As Christians we should look to the unsurpassable revelation of God in Jesus Christ to orient our naming of God. The most important reason for Christians praying to God as “Father” is that in doing so, we are following Jesus’ practice... It follows from our being adopted into Jesus’ prayer to God the Father that we should be at the forefront of challenging all forms of male privilege. Danger Will Robinson! God's name is unsurpassable and every name is inadequate so we can pick and choose whatever name we prefer. Since God and His name are relatively inaccessible and only the tip of the Divine iceberg, every name falls short and any name is about as good as another. So.... I guess I will be checking to make sure that any folks coming my way who were recently baptized in an ELCA congregation were really baptized into the mandated name of Matthew 28 and not with a substitute name of God. To be sure, "faith, hope, and love" or "Creator, Redeemer, and Sanctifier" are the more common substitutions and neither is allowable by God's Word.
Certainly Jesus' understanding of the "fatherhood" of God upends cultural norms of prayer, maleness, and privilege... God finds so many different ways to reach us, many more than the human language of "fatherhood" could ever capture... Ahhh, but is this the choice of human language or is God the Father the intentional revelation of God, His ultimate self-disclosure to us through His Son, who teaches us to prayer Our Father and the name of God as Father, Son, and Holy Spirit? So, in essence, The Lutheran is telling us that Hebrews has it wrong and Jesus' word and works are not God's ultimate revelation to us, once for all to save us, but merely one in a myriad of evolving shapes, names, and images. Boy does that make you feel good!
God is a mystery who refuses to be encompassed by any name... Well, uh, but, uh, didn't God choose this name as His self-disclosure? Even more, the name of access that with the water creates baptism to impart new life, in the absolution acts to forgive our sins, and with bread and wine gives to us His flesh as food and His blood as drink? I think I read that somewhere...

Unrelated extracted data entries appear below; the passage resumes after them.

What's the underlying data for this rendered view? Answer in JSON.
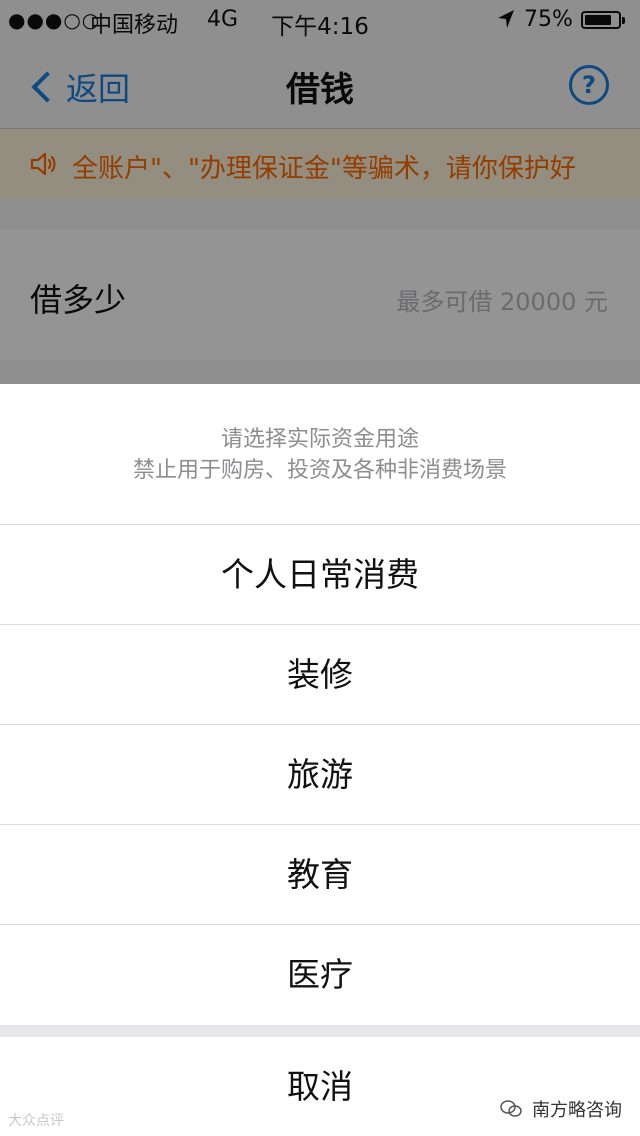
{
  "status_bar": {
    "signal": "●●●○○",
    "carrier": "中国移动",
    "network": "4G",
    "time": "下午4:16",
    "battery_percent": "75%"
  },
  "nav": {
    "back_label": "返回",
    "title": "借钱",
    "help_label": "?"
  },
  "notice": {
    "text": "全账户\"、\"办理保证金\"等骗术，请你保护好"
  },
  "amount": {
    "label": "借多少",
    "hint": "最多可借 20000 元"
  },
  "sheet": {
    "header_line1": "请选择实际资金用途",
    "header_line2": "禁止用于购房、投资及各种非消费场景",
    "options": [
      "个人日常消费",
      "装修",
      "旅游",
      "教育",
      "医疗"
    ],
    "cancel_label": "取消"
  },
  "watermarks": {
    "left": "大众点评",
    "right": "南方略咨询"
  },
  "colors": {
    "accent": "#1a7fe0",
    "notice_text": "#ff6a00",
    "notice_bg": "#fdf5dd"
  }
}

Christ is present to us in a variety of ways through the Spirit. This was Luther's great comfort and its God's promise to us... Awww... now why drag Luther into this mess of mystery language inadequacy uncertainty, and doubt that parades as a legitimate discussion of the Trinity and gender? What did Luther do to you? What he did for me was to point me to confidence in God's self-disclosure in the Scripture that speaks Christ's voice to us and imparts the fullness of His saving grace at the appointed places where His Word and earthly elements set apart by that Word deliver what it is they promise. Far from being a God who is mostly mystery to us, we have confidence in His name given to us and we have access to the grace in which we stand in the water, bread, and wine that with this Name and Word bestow the fruits of His saving death and the promise of His life-giving resurrection.
Yep... another issue of The Lutheran to shed a tear over... what will come next???? Makes me glad for even a dull issue of The Lutheran WITNESS.